The neoclassical model says that the main cause for variation in wage rates should be the amount of capital per worker. To explain the difference in wages between a construction worker in the U.S. and a construction worker in Mexico, you should be able to point to much higher capital per worker in construction in the U.S. But it turns out that very little of this “capital differential” is tangible. A lot of it reflects cultural differences in management and social norms.

Suppose that you wanted to explain why software engineers are paid more at Google than at some other firm. According to neoclassical theory, that must be because their marginal product is higher at Google. But you cannot even begin to measure “marginal product.” They are working on teams that create a joint product. So the neoclassical claim is vacuous in this case–you can neither confirm nor refute it.

2. Jelski writes,

Contrary to Mr. Kling, I think culture changes are on a generational timescale–roughly 30 years.

If this is true, it does not refute my point that cultural change is accelerating. When did cultural change start occurring at a generational timescale? Probably not before the 20th century. Go back several hundred years, and hardly any cultural change took place over the span of a generation.

Suppose we were to look at measures of economic change. I think the economy is becoming more specialized at a faster rate than before.

How many companies broke into the top 100 between 2000 and 2010, and how does that compare with the number that broke in between 1980 and 1990?

How many new occupations were created between 2000 and 2010, and how does that compare with the number created between 1980 and 1990? (note: the BLS may not have been able to track this accurately)

Take the top five occupations in 1980, and calculate the change in the percentage of the labor force engaged in those occupations in 1990. Then take the top five occupations in 2000, and calculate the percentage of the labor force engaged in those occupations in 2010. If change is accelerating, then we should see a much bigger drop in the recent period.
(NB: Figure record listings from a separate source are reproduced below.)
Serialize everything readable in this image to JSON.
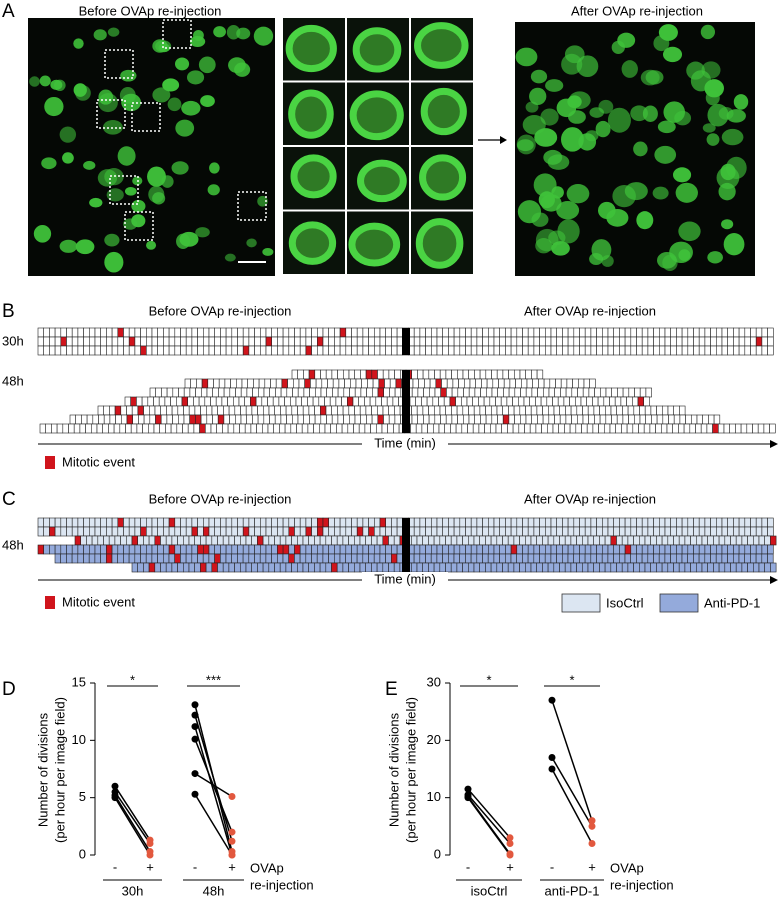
{
  "panels": {
    "A": {
      "label": "A",
      "left_title": "Before OVAp re-injection",
      "right_title": "After OVAp re-injection"
    },
    "B": {
      "label": "B",
      "before": "Before OVAp re-injection",
      "after": "After OVAp re-injection",
      "rows": [
        "30h",
        "48h"
      ],
      "axis": "Time (min)",
      "legend": "Mitotic event"
    },
    "C": {
      "label": "C",
      "before": "Before OVAp re-injection",
      "after": "After OVAp re-injection",
      "rows": [
        "48h"
      ],
      "axis": "Time (min)",
      "legend": "Mitotic event",
      "groups": [
        "IsoCtrl",
        "Anti-PD-1"
      ]
    }
  },
  "chart_data": [
    {
      "type": "paired",
      "label": "D",
      "ylabel": [
        "Number of divisions",
        "(per hour per image field)"
      ],
      "categories": [
        "-",
        "+"
      ],
      "x_note": [
        "OVAp",
        "re-injection"
      ],
      "ylim": [
        0,
        15
      ],
      "yticks": [
        0,
        5,
        10,
        15
      ],
      "colors": [
        "#000000",
        "#e2583e"
      ],
      "groups": [
        {
          "name": "30h",
          "significance": "*",
          "pairs": [
            [
              6.0,
              1.3
            ],
            [
              5.5,
              1.0
            ],
            [
              5.2,
              0.3
            ],
            [
              5.0,
              0.0
            ]
          ]
        },
        {
          "name": "48h",
          "significance": "***",
          "pairs": [
            [
              13.1,
              0.3
            ],
            [
              12.2,
              1.2
            ],
            [
              11.2,
              0.0
            ],
            [
              10.1,
              2.0
            ],
            [
              7.1,
              5.1
            ],
            [
              5.3,
              0.0
            ]
          ]
        }
      ]
    },
    {
      "type": "paired",
      "label": "E",
      "ylabel": [
        "Number of divisions",
        "(per hour per image field)"
      ],
      "categories": [
        "-",
        "+"
      ],
      "x_note": [
        "OVAp",
        "re-injection"
      ],
      "ylim": [
        0,
        30
      ],
      "yticks": [
        0,
        10,
        20,
        30
      ],
      "colors": [
        "#000000",
        "#e2583e"
      ],
      "groups": [
        {
          "name": "isoCtrl",
          "significance": "*",
          "pairs": [
            [
              11.5,
              3.0
            ],
            [
              10.5,
              2.0
            ],
            [
              10.2,
              0.2
            ],
            [
              10.0,
              0.0
            ]
          ]
        },
        {
          "name": "anti-PD-1",
          "significance": "*",
          "pairs": [
            [
              27.0,
              6.0
            ],
            [
              17.0,
              5.0
            ],
            [
              15.0,
              2.0
            ]
          ]
        }
      ]
    }
  ]
}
A moonshot to overthrow neoclassical economics

Tyler Cowen gave me an idea. He described his personal moonshot. He wrote,

My goal is to be the economist who has most successfully used the internet as a platform to foment broad enlightenment.
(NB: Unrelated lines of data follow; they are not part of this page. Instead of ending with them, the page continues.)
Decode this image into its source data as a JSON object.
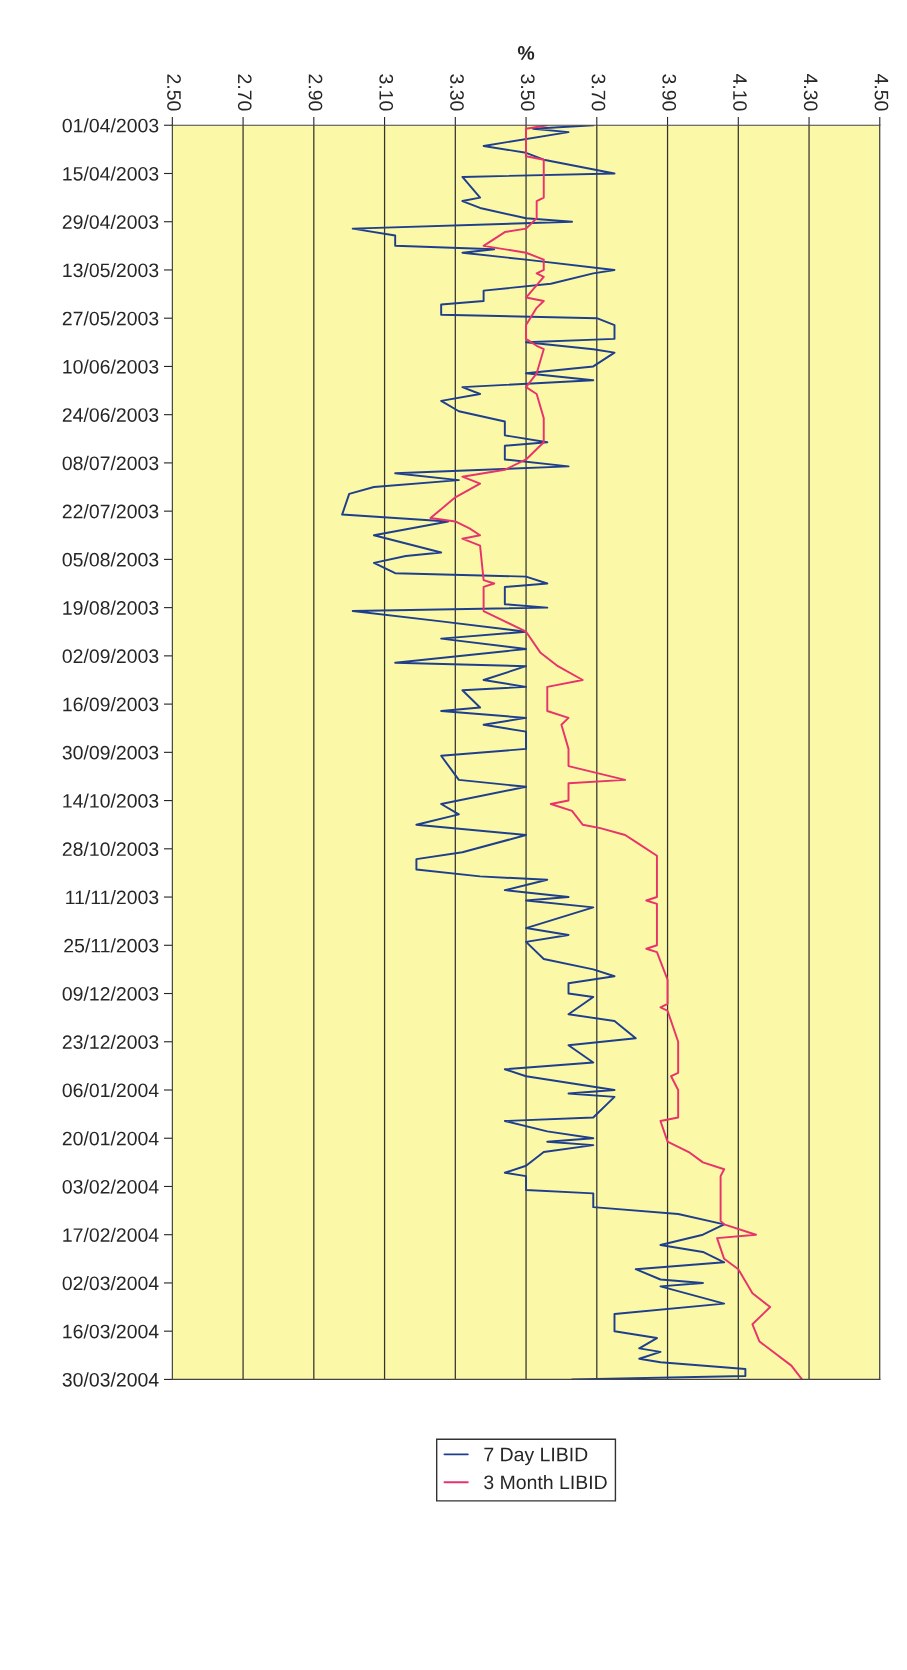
{
  "chart_data": {
    "type": "line",
    "orientation": "horizontal",
    "xlabel": "%",
    "xlim": [
      2.5,
      4.5
    ],
    "xticks": [
      {
        "value": 2.5,
        "label": "2.50"
      },
      {
        "value": 2.7,
        "label": "2.70"
      },
      {
        "value": 2.9,
        "label": "2.90"
      },
      {
        "value": 3.1,
        "label": "3.10"
      },
      {
        "value": 3.3,
        "label": "3.30"
      },
      {
        "value": 3.5,
        "label": "3.50"
      },
      {
        "value": 3.7,
        "label": "3.70"
      },
      {
        "value": 3.9,
        "label": "3.90"
      },
      {
        "value": 4.1,
        "label": "4.10"
      },
      {
        "value": 4.3,
        "label": "4.30"
      },
      {
        "value": 4.5,
        "label": "4.50"
      }
    ],
    "ylim": [
      "2004-03-30",
      "2003-04-01"
    ],
    "yticks": [
      {
        "value": "2003-04-01",
        "label": "01/04/2003"
      },
      {
        "value": "2003-04-15",
        "label": "15/04/2003"
      },
      {
        "value": "2003-04-29",
        "label": "29/04/2003"
      },
      {
        "value": "2003-05-13",
        "label": "13/05/2003"
      },
      {
        "value": "2003-05-27",
        "label": "27/05/2003"
      },
      {
        "value": "2003-06-10",
        "label": "10/06/2003"
      },
      {
        "value": "2003-06-24",
        "label": "24/06/2003"
      },
      {
        "value": "2003-07-08",
        "label": "08/07/2003"
      },
      {
        "value": "2003-07-22",
        "label": "22/07/2003"
      },
      {
        "value": "2003-08-05",
        "label": "05/08/2003"
      },
      {
        "value": "2003-08-19",
        "label": "19/08/2003"
      },
      {
        "value": "2003-09-02",
        "label": "02/09/2003"
      },
      {
        "value": "2003-09-16",
        "label": "16/09/2003"
      },
      {
        "value": "2003-09-30",
        "label": "30/09/2003"
      },
      {
        "value": "2003-10-14",
        "label": "14/10/2003"
      },
      {
        "value": "2003-10-28",
        "label": "28/10/2003"
      },
      {
        "value": "2003-11-11",
        "label": "11/11/2003"
      },
      {
        "value": "2003-11-25",
        "label": "25/11/2003"
      },
      {
        "value": "2003-12-09",
        "label": "09/12/2003"
      },
      {
        "value": "2003-12-23",
        "label": "23/12/2003"
      },
      {
        "value": "2004-01-06",
        "label": "06/01/2004"
      },
      {
        "value": "2004-01-20",
        "label": "20/01/2004"
      },
      {
        "value": "2004-02-03",
        "label": "03/02/2004"
      },
      {
        "value": "2004-02-17",
        "label": "17/02/2004"
      },
      {
        "value": "2004-03-02",
        "label": "02/03/2004"
      },
      {
        "value": "2004-03-16",
        "label": "16/03/2004"
      },
      {
        "value": "2004-03-30",
        "label": "30/03/2004"
      }
    ],
    "grid": "x",
    "legend": "bottom",
    "marker": "none",
    "line_style": "solid",
    "series": [
      {
        "name": "7 Day LIBID",
        "color": "#1f3f8c",
        "x": [
          "2003-04-01",
          "2003-04-02",
          "2003-04-03",
          "2003-04-07",
          "2003-04-09",
          "2003-04-11",
          "2003-04-15",
          "2003-04-16",
          "2003-04-22",
          "2003-04-23",
          "2003-04-25",
          "2003-04-28",
          "2003-04-29",
          "2003-05-01",
          "2003-05-03",
          "2003-05-06",
          "2003-05-07",
          "2003-05-08",
          "2003-05-10",
          "2003-05-13",
          "2003-05-14",
          "2003-05-17",
          "2003-05-19",
          "2003-05-22",
          "2003-05-23",
          "2003-05-26",
          "2003-05-27",
          "2003-05-29",
          "2003-06-02",
          "2003-06-03",
          "2003-06-05",
          "2003-06-06",
          "2003-06-10",
          "2003-06-12",
          "2003-06-14",
          "2003-06-16",
          "2003-06-18",
          "2003-06-20",
          "2003-06-23",
          "2003-06-26",
          "2003-06-30",
          "2003-07-02",
          "2003-07-03",
          "2003-07-07",
          "2003-07-09",
          "2003-07-11",
          "2003-07-13",
          "2003-07-15",
          "2003-07-17",
          "2003-07-23",
          "2003-07-25",
          "2003-07-29",
          "2003-08-03",
          "2003-08-04",
          "2003-08-06",
          "2003-08-09",
          "2003-08-10",
          "2003-08-12",
          "2003-08-13",
          "2003-08-18",
          "2003-08-19",
          "2003-08-20",
          "2003-08-23",
          "2003-08-26",
          "2003-08-28",
          "2003-08-31",
          "2003-09-04",
          "2003-09-05",
          "2003-09-09",
          "2003-09-11",
          "2003-09-12",
          "2003-09-17",
          "2003-09-18",
          "2003-09-20",
          "2003-09-22",
          "2003-09-24",
          "2003-09-29",
          "2003-10-01",
          "2003-10-08",
          "2003-10-10",
          "2003-10-15",
          "2003-10-18",
          "2003-10-21",
          "2003-10-24",
          "2003-10-29",
          "2003-10-31",
          "2003-11-03",
          "2003-11-05",
          "2003-11-06",
          "2003-11-09",
          "2003-11-11",
          "2003-11-12",
          "2003-11-14",
          "2003-11-20",
          "2003-11-22",
          "2003-11-24",
          "2003-11-29",
          "2003-12-02",
          "2003-12-04",
          "2003-12-06",
          "2003-12-09",
          "2003-12-10",
          "2003-12-15",
          "2003-12-17",
          "2003-12-22",
          "2003-12-24",
          "2003-12-29",
          "2003-12-31",
          "2004-01-02",
          "2004-01-06",
          "2004-01-07",
          "2004-01-08",
          "2004-01-14",
          "2004-01-15",
          "2004-01-18",
          "2004-01-20",
          "2004-01-21",
          "2004-01-22",
          "2004-01-24",
          "2004-01-28",
          "2004-01-30",
          "2004-01-31",
          "2004-02-04",
          "2004-02-05",
          "2004-02-09",
          "2004-02-11",
          "2004-02-14",
          "2004-02-17",
          "2004-02-20",
          "2004-02-22",
          "2004-02-25",
          "2004-02-27",
          "2004-03-01",
          "2004-03-02",
          "2004-03-03",
          "2004-03-08",
          "2004-03-11",
          "2004-03-16",
          "2004-03-18",
          "2004-03-21",
          "2004-03-22",
          "2004-03-24",
          "2004-03-25",
          "2004-03-27",
          "2004-03-29",
          "2004-03-30"
        ],
        "values": [
          3.69,
          3.52,
          3.62,
          3.38,
          3.5,
          3.55,
          3.75,
          3.32,
          3.37,
          3.32,
          3.37,
          3.5,
          3.63,
          3.01,
          3.13,
          3.13,
          3.41,
          3.32,
          3.5,
          3.75,
          3.69,
          3.57,
          3.38,
          3.38,
          3.26,
          3.26,
          3.7,
          3.75,
          3.75,
          3.5,
          3.69,
          3.75,
          3.69,
          3.5,
          3.69,
          3.32,
          3.37,
          3.26,
          3.31,
          3.44,
          3.44,
          3.56,
          3.44,
          3.44,
          3.62,
          3.13,
          3.31,
          3.07,
          3.0,
          2.98,
          3.28,
          3.07,
          3.26,
          3.16,
          3.07,
          3.13,
          3.5,
          3.56,
          3.44,
          3.44,
          3.56,
          3.01,
          3.26,
          3.5,
          3.26,
          3.5,
          3.13,
          3.5,
          3.38,
          3.5,
          3.32,
          3.37,
          3.26,
          3.5,
          3.38,
          3.5,
          3.5,
          3.26,
          3.31,
          3.5,
          3.26,
          3.31,
          3.19,
          3.5,
          3.32,
          3.19,
          3.19,
          3.37,
          3.56,
          3.44,
          3.62,
          3.5,
          3.69,
          3.5,
          3.62,
          3.5,
          3.55,
          3.69,
          3.75,
          3.62,
          3.62,
          3.69,
          3.62,
          3.75,
          3.81,
          3.62,
          3.69,
          3.44,
          3.5,
          3.75,
          3.62,
          3.75,
          3.69,
          3.44,
          3.56,
          3.69,
          3.56,
          3.69,
          3.55,
          3.5,
          3.44,
          3.5,
          3.5,
          3.69,
          3.69,
          3.93,
          4.06,
          4.0,
          3.88,
          4.0,
          4.06,
          3.81,
          3.88,
          4.0,
          3.88,
          4.06,
          3.75,
          3.75,
          3.87,
          3.82,
          3.88,
          3.82,
          3.88,
          4.12,
          4.12,
          3.63
        ]
      },
      {
        "name": "3 Month LIBID",
        "color": "#e8336b",
        "x": [
          "2003-04-01",
          "2003-04-02",
          "2003-04-10",
          "2003-04-11",
          "2003-04-22",
          "2003-04-23",
          "2003-04-28",
          "2003-05-01",
          "2003-05-02",
          "2003-05-06",
          "2003-05-08",
          "2003-05-10",
          "2003-05-13",
          "2003-05-14",
          "2003-05-15",
          "2003-05-21",
          "2003-05-22",
          "2003-05-24",
          "2003-05-29",
          "2003-06-02",
          "2003-06-04",
          "2003-06-05",
          "2003-06-12",
          "2003-06-16",
          "2003-06-18",
          "2003-06-25",
          "2003-07-02",
          "2003-07-07",
          "2003-07-10",
          "2003-07-12",
          "2003-07-14",
          "2003-07-18",
          "2003-07-24",
          "2003-07-25",
          "2003-07-27",
          "2003-07-29",
          "2003-07-30",
          "2003-08-01",
          "2003-08-11",
          "2003-08-12",
          "2003-08-13",
          "2003-08-20",
          "2003-08-23",
          "2003-08-26",
          "2003-09-01",
          "2003-09-05",
          "2003-09-09",
          "2003-09-11",
          "2003-09-18",
          "2003-09-20",
          "2003-09-22",
          "2003-09-29",
          "2003-10-04",
          "2003-10-08",
          "2003-10-09",
          "2003-10-14",
          "2003-10-15",
          "2003-10-17",
          "2003-10-21",
          "2003-10-22",
          "2003-10-24",
          "2003-10-26",
          "2003-10-30",
          "2003-11-11",
          "2003-11-12",
          "2003-11-13",
          "2003-11-25",
          "2003-11-26",
          "2003-11-27",
          "2003-12-05",
          "2003-12-12",
          "2003-12-13",
          "2003-12-14",
          "2003-12-23",
          "2004-01-01",
          "2004-01-02",
          "2004-01-06",
          "2004-01-14",
          "2004-01-15",
          "2004-01-21",
          "2004-01-24",
          "2004-01-27",
          "2004-01-29",
          "2004-01-31",
          "2004-02-13",
          "2004-02-14",
          "2004-02-17",
          "2004-02-18",
          "2004-02-24",
          "2004-02-27",
          "2004-03-05",
          "2004-03-09",
          "2004-03-12",
          "2004-03-14",
          "2004-03-19",
          "2004-03-26",
          "2004-03-30"
        ],
        "values": [
          3.56,
          3.5,
          3.5,
          3.55,
          3.55,
          3.53,
          3.53,
          3.5,
          3.44,
          3.38,
          3.5,
          3.55,
          3.55,
          3.53,
          3.55,
          3.5,
          3.55,
          3.53,
          3.5,
          3.5,
          3.53,
          3.55,
          3.53,
          3.5,
          3.53,
          3.55,
          3.55,
          3.5,
          3.44,
          3.32,
          3.37,
          3.3,
          3.23,
          3.3,
          3.34,
          3.37,
          3.32,
          3.37,
          3.38,
          3.41,
          3.38,
          3.38,
          3.44,
          3.5,
          3.54,
          3.59,
          3.66,
          3.56,
          3.56,
          3.62,
          3.6,
          3.62,
          3.62,
          3.78,
          3.62,
          3.62,
          3.57,
          3.63,
          3.66,
          3.71,
          3.78,
          3.81,
          3.87,
          3.87,
          3.84,
          3.87,
          3.87,
          3.84,
          3.87,
          3.9,
          3.9,
          3.88,
          3.9,
          3.93,
          3.93,
          3.91,
          3.93,
          3.93,
          3.88,
          3.9,
          3.96,
          4.0,
          4.06,
          4.05,
          4.05,
          4.06,
          4.15,
          4.04,
          4.06,
          4.1,
          4.14,
          4.19,
          4.16,
          4.14,
          4.16,
          4.25,
          4.28
        ]
      }
    ]
  }
}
He elaborates on this, creating a concise statement of his mission as a public intellectual.

So I did something similar. Please read Overthrow Neoclassical Economics: my personal moonshot. It begins,

My personal moonshot is that I wish to be a leader in overthrowing neoclassical economics.

…As I see it, neoclassical economics is characterized by two essential propositions.

1. Production is a process that employs two primary factors — labor and capital.
2. The distribution of returns to labor and capital reflects their respective contributions to the production process.
There are many economists, particularly on the left, who reject (2) in favor of theories of distribution that stress the role of political power. This criticism may have merit. But my criticism is more fundamental than that. I reject (1) as a useful description of the contemporary economy.

In neoclassical economics, individual productivity is inherent in the technology and the amount of capital per worker. In reality, it is way more complicated than that. Indeed, there are power relationships, but it is way more complicated than that. Technology and relative power are not sufficient to determine individual productivity and compensation. Everything depends on who you are teamed up with, how you are organized, the overall culture in which you are embedded, and other factors, including ongoing dynamics and expected future changes.